= Toft Cricket Club =

Cricket club in Cheshire, England

Toft Cricket Club is an amateur cricket club that was founded in 1928. The club's first team plays in the Cheshire County Cricket League, which is one of the ECB Premier Leagues that are the highest level of the amateur, recreational sport in England and Wales.

The club has over 400 members. There are five men's senior sides (1st XI, 2nd XI, 3rd XI, 3A XI and 4th XI), a women's team (playing both soft and hard ball cricket) and an over-40s team. The club's junior section runs nine junior teams and have a charity side called the Toft Taverners.

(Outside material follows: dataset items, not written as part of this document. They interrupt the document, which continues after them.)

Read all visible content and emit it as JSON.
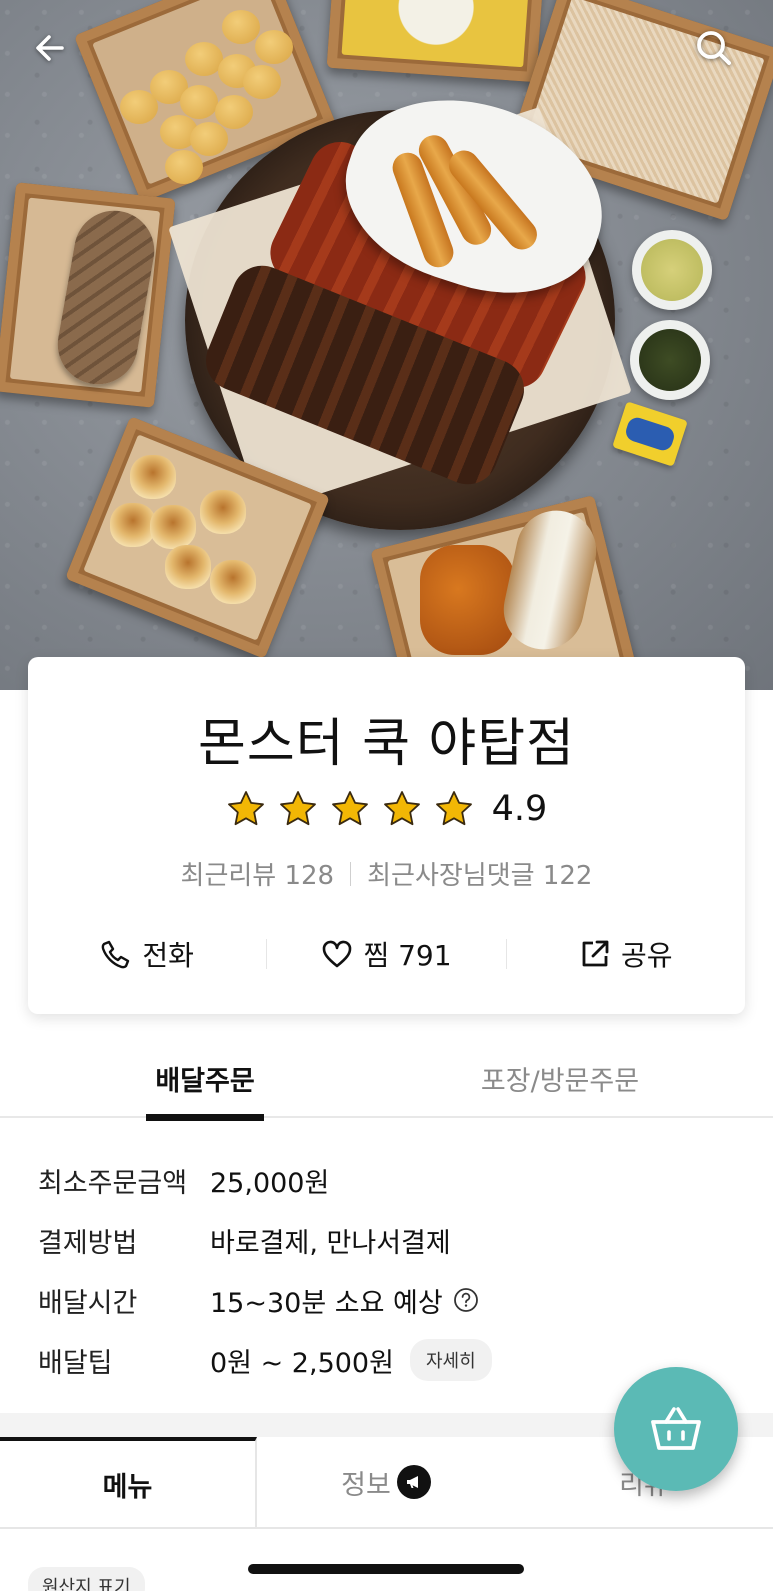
{
  "hero": {
    "back_icon": "arrow-left-icon",
    "search_icon": "search-icon"
  },
  "store": {
    "name": "몬스터 쿡 야탑점",
    "rating": 4.9,
    "rating_text": "4.9",
    "star_count": 5,
    "star_color": "#f2b705",
    "recent_reviews": "최근리뷰 128",
    "recent_owner_replies": "최근사장님댓글 122"
  },
  "actions": {
    "call_label": "전화",
    "favorite_label": "찜 791",
    "share_label": "공유"
  },
  "order_tabs": {
    "delivery": "배달주문",
    "pickup": "포장/방문주문",
    "active": "delivery"
  },
  "delivery_info": {
    "rows": [
      {
        "key": "최소주문금액",
        "value": "25,000원"
      },
      {
        "key": "결제방법",
        "value": "바로결제, 만나서결제"
      },
      {
        "key": "배달시간",
        "value": "15~30분 소요 예상"
      },
      {
        "key": "배달팁",
        "value": "0원 ~ 2,500원"
      }
    ],
    "tip_detail_label": "자세히"
  },
  "bottom_tabs": {
    "menu": "메뉴",
    "info": "정보",
    "reviews": "리뷰",
    "active": "menu"
  },
  "origin_label": "원산지 표기",
  "colors": {
    "accent_fab": "#5bbab5",
    "active_tab": "#111111",
    "muted_text": "#8a8a8a"
  }
}
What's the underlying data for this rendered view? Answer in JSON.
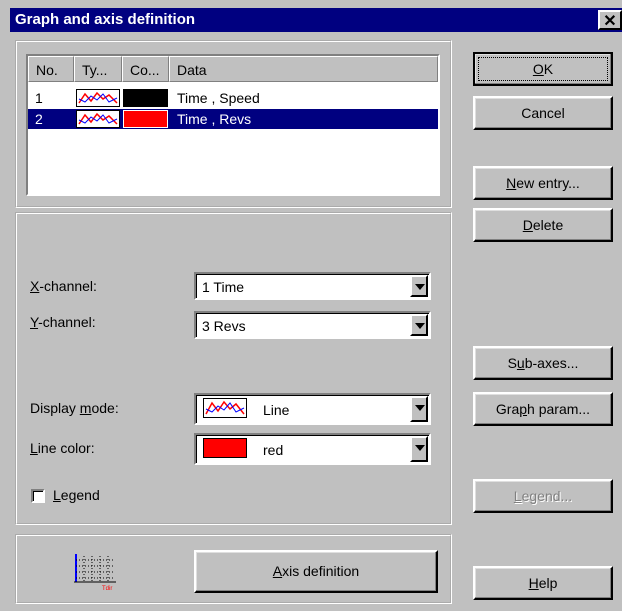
{
  "window": {
    "title": "Graph and axis definition",
    "close_glyph": "✕"
  },
  "list": {
    "columns": [
      "No.",
      "Ty...",
      "Co...",
      "Data"
    ],
    "rows": [
      {
        "no": "1",
        "type_icon": "line-graph-icon",
        "color": "#000000",
        "data": "Time , Speed",
        "selected": false
      },
      {
        "no": "2",
        "type_icon": "line-graph-icon",
        "color": "#ff0000",
        "data": "Time , Revs",
        "selected": true
      }
    ]
  },
  "form": {
    "x_channel": {
      "label_pre": "",
      "label_key": "X",
      "label_post": "-channel:",
      "value": "1  Time"
    },
    "y_channel": {
      "label_pre": "",
      "label_key": "Y",
      "label_post": "-channel:",
      "value": "3  Revs"
    },
    "display_mode": {
      "label_pre": "Display ",
      "label_key": "m",
      "label_post": "ode:",
      "value": "Line",
      "icon": "line-graph-icon"
    },
    "line_color": {
      "label_pre": "",
      "label_key": "L",
      "label_post": "ine color:",
      "value": "red",
      "swatch": "#ff0000"
    },
    "legend": {
      "label_pre": "",
      "label_key": "L",
      "label_post": "egend",
      "checked": false
    }
  },
  "axis": {
    "icon": "axis-grid-icon",
    "icon_caption": "Tdir",
    "button_pre": "",
    "button_key": "A",
    "button_post": "xis definition"
  },
  "buttons": {
    "ok": {
      "pre": "",
      "key": "O",
      "post": "K"
    },
    "cancel": {
      "label": "Cancel"
    },
    "new_entry": {
      "pre": "",
      "key": "N",
      "post": "ew entry..."
    },
    "delete": {
      "pre": "",
      "key": "D",
      "post": "elete"
    },
    "sub_axes": {
      "pre": "S",
      "key": "u",
      "post": "b-axes..."
    },
    "graph_param": {
      "pre": "Gra",
      "key": "p",
      "post": "h param..."
    },
    "legend": {
      "pre": "",
      "key": "L",
      "post": "egend..."
    },
    "help": {
      "pre": "",
      "key": "H",
      "post": "elp"
    }
  }
}
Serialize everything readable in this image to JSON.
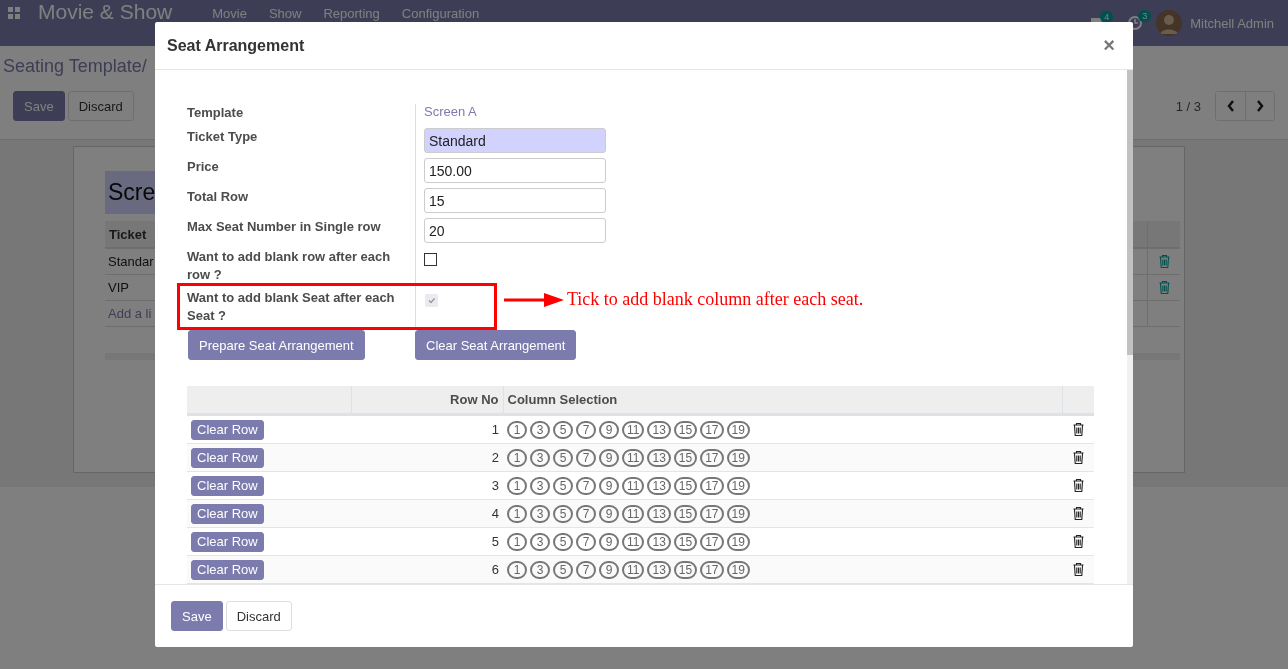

The club's home ground is Booths Park, Chelford Road, Knutsford, Cheshire. The Cricket Club gets its name from a neighbouring civil parish of Toft where the original ground was located when the club was established in 1928. The Pavilion at Toft Cricket Club has served the club and community well for over 50 years but the club are currently seeking to raise £1million (https://www.justgiving.com/fundraising/Toft-Cricket-Club) to achieve a world class facility that can be enjoyed by players, supporters and visitors alike. The target is to lunch the new facility in-time for our centenary in 2028.

Toft play in the ECB Premier Division of the Cheshire County Cricket League which the club won in 1991. The clubs crowning achievement was winning the National Village Championship trophy at Lords in 1989.